With Tor Browser running and Security Level set to Safest, you're ready to connect to Vortex. The market's entry sequence has three gates: the PoW challenge, account creation, and 2FA setup. Plan for ten minutes on your first visit.

1. Copy a verified address from the mirrors page. Paste it directly into Tor Browser's URL bar and press Enter. Do not use a search engine — no search engine indexes .onion addresses. Any result that appears is a phishing site.
2. Wait through the PoW captcha. The browser automatically computes a hash challenge (2-4 seconds). You'll see a brief spinner. This prevents scripted scans without asking you to identify fire hydrants.
3. Register an account. Choose a username with no personal identifiers — random alphanumeric is ideal. Use a password of at least 18 characters with mixed case and symbols. There is no recovery mechanism — write it down on paper and store it away from your device.
4. Record your PGP mnemonic. On registration, Vortex generates a 24-word phrase linked to your session PGP key. Write every word, in order, on paper. If your session key is lost, this phrase is the only recovery path for encrypted messages.
5. Enable TOTP 2FA immediately. Account → Security → Two-Factor Auth. Scan the QR code with Aegis (Android) or Raivo (iOS). Confirm the six-digit code. From this point forward, every login requires both your password and the current TOTP token.

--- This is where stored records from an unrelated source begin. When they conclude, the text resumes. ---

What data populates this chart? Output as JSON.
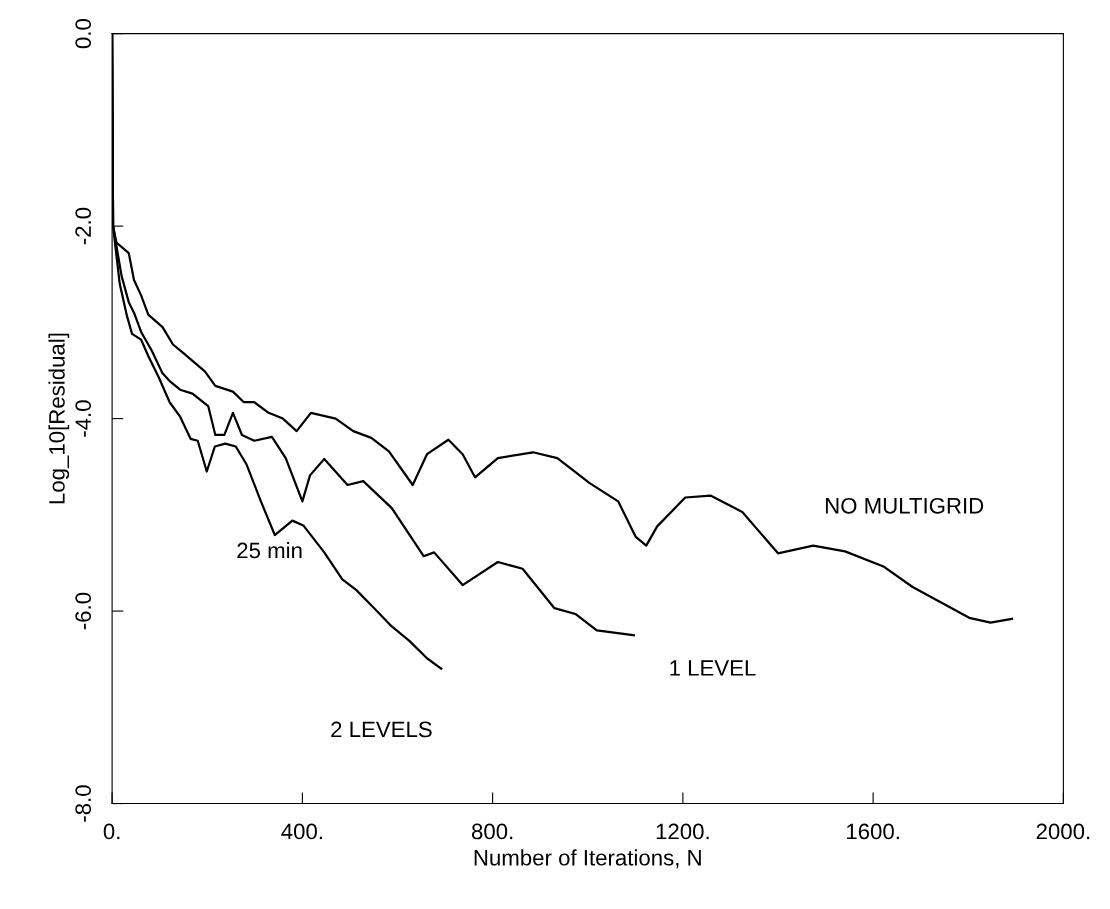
{
  "chart_data": {
    "type": "line",
    "xlabel": "Number of Iterations, N",
    "ylabel": "Log_10[Residual]",
    "xlim": [
      0,
      2000
    ],
    "ylim": [
      -8,
      0
    ],
    "xticks": [
      {
        "value": 0,
        "label": "0."
      },
      {
        "value": 400,
        "label": "400."
      },
      {
        "value": 800,
        "label": "800."
      },
      {
        "value": 1200,
        "label": "1200."
      },
      {
        "value": 1600,
        "label": "1600."
      },
      {
        "value": 2000,
        "label": "2000."
      }
    ],
    "yticks": [
      {
        "value": 0,
        "label": "0.0"
      },
      {
        "value": -2,
        "label": "-2.0"
      },
      {
        "value": -4,
        "label": "-4.0"
      },
      {
        "value": -6,
        "label": "-6.0"
      },
      {
        "value": -8,
        "label": "-8.0"
      }
    ],
    "grid": false,
    "legend": false,
    "marker": "none",
    "line_style": "solid",
    "annotations": [
      {
        "text": "25 min",
        "x": 445,
        "y": -5.39
      }
    ],
    "series": [
      {
        "name": "NO MULTIGRID",
        "color": "#000000",
        "x": [
          0,
          2,
          9,
          35,
          46,
          61,
          76,
          106,
          128,
          150,
          169,
          195,
          217,
          254,
          277,
          299,
          329,
          359,
          388,
          418,
          470,
          507,
          545,
          582,
          632,
          662,
          707,
          737,
          763,
          811,
          885,
          936,
          1004,
          1064,
          1101,
          1123,
          1146,
          1205,
          1258,
          1325,
          1400,
          1474,
          1541,
          1623,
          1683,
          1802,
          1847,
          1892
        ],
        "values": [
          0,
          -2.0,
          -2.17,
          -2.28,
          -2.56,
          -2.72,
          -2.92,
          -3.05,
          -3.23,
          -3.32,
          -3.4,
          -3.51,
          -3.66,
          -3.72,
          -3.83,
          -3.83,
          -3.94,
          -4.0,
          -4.13,
          -3.94,
          -4.0,
          -4.13,
          -4.2,
          -4.34,
          -4.69,
          -4.37,
          -4.22,
          -4.37,
          -4.61,
          -4.41,
          -4.35,
          -4.41,
          -4.67,
          -4.86,
          -5.23,
          -5.32,
          -5.12,
          -4.82,
          -4.8,
          -4.97,
          -5.4,
          -5.32,
          -5.38,
          -5.54,
          -5.75,
          -6.07,
          -6.12,
          -6.08
        ]
      },
      {
        "name": "1 LEVEL",
        "color": "#000000",
        "x": [
          0,
          2,
          20,
          35,
          46,
          61,
          83,
          106,
          121,
          143,
          169,
          202,
          217,
          236,
          254,
          273,
          299,
          336,
          365,
          400,
          416,
          446,
          495,
          528,
          588,
          655,
          677,
          737,
          811,
          863,
          930,
          974,
          1019,
          1097
        ],
        "values": [
          0,
          -2.0,
          -2.52,
          -2.79,
          -2.9,
          -3.1,
          -3.29,
          -3.53,
          -3.61,
          -3.7,
          -3.74,
          -3.87,
          -4.17,
          -4.17,
          -3.94,
          -4.17,
          -4.23,
          -4.19,
          -4.41,
          -4.86,
          -4.59,
          -4.42,
          -4.69,
          -4.65,
          -4.93,
          -5.43,
          -5.39,
          -5.73,
          -5.49,
          -5.56,
          -5.97,
          -6.03,
          -6.2,
          -6.25
        ]
      },
      {
        "name": "2 LEVELS",
        "color": "#000000",
        "x": [
          0,
          2,
          16,
          31,
          42,
          61,
          76,
          98,
          121,
          143,
          165,
          180,
          199,
          216,
          238,
          260,
          283,
          312,
          342,
          379,
          402,
          446,
          484,
          513,
          551,
          588,
          625,
          662,
          692
        ],
        "values": [
          0,
          -2.0,
          -2.6,
          -2.93,
          -3.12,
          -3.18,
          -3.35,
          -3.57,
          -3.83,
          -3.98,
          -4.21,
          -4.23,
          -4.55,
          -4.29,
          -4.26,
          -4.29,
          -4.48,
          -4.85,
          -5.21,
          -5.06,
          -5.11,
          -5.39,
          -5.67,
          -5.78,
          -5.97,
          -6.16,
          -6.31,
          -6.49,
          -6.6
        ]
      }
    ]
  }
}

The browser layer is handled. Now the threat model shifts to your payment trail and your operational identity. Monero is mandatory on Vortex — not as a preference, but because the platform removed Bitcoin support entirely in March 2024 after extensive community discussion on Dread about blockchain analysis capabilities.

Monero wallet setup

Download the official Monero GUI or Feather Wallet from getmonero.org. Verify the download (GPG verification, same process as Tor Browser). For acquisitions, use a peer-to-peer exchange that requires no KYC — this breaks the link between your real identity and the XMR entering your wallet.

What Vortex does not store

The primary node uses RAM-only storage with a 48-hour maximum retention window. No persistent disk writes for transaction data, user session data, or message content. The market never receives plaintext versions of messages between buyers and vendors — only encrypted blobs it cannot decode. Physical access to the server yields nothing recoverable beyond the active session window.

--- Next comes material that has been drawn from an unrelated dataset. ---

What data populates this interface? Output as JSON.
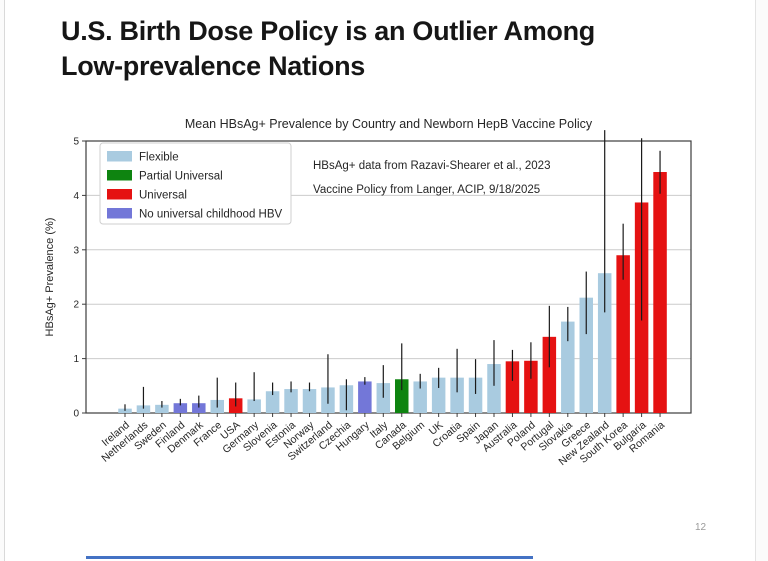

Vortex currently lists 24,984 items across 14 categories. Your first purchase should be from a vendor with 200+ completed orders and a rating of 4.7 or above — the threshold at which fraud rates drop below 0.4% according to community tracking data. Do not optimise for price on your first trade.

1. Find the vendor before the listing. Click the vendor username to view their full profile — total sales, average rating, registration date, and dispute history. A vendor with 847 sales and a 4.81 rating is a reliable starting point. A vendor with 12 sales and a 5.0 rating is not.
2. Check escrow terms. Standard orders use Vortex's 3-of-5 multisig escrow — funds are locked until you confirm receipt or a dispute resolves. "Finalize Early" (FE) bypasses escrow and pays the vendor immediately. Only use FE with verified gold-tier vendors (500+ orders).
3. Encrypt your delivery address with the vendor's PGP public key before placing the order:gpg --armor --encrypt --recipient VENDOR_KEY_ID "Full address here"Paste the resulting PGP block into the shipping field. Do not enter a plaintext address.
4. Fund the escrow. Vortex generates a unique XMR subaddress per order. Send the exact amount shown. Payment confirms after 10 Monero blocks (~20 minutes). Do not send BTC, ETH, or any other currency — only XMR reaches the escrow.
5. Confirm or dispute before the timer expires. When your order arrives, mark it complete to release escrow to the vendor. If it does not arrive within the stated window, open a dispute from the order page before the auto-release timer hits zero — auto-release is permanent and cannot be reversed.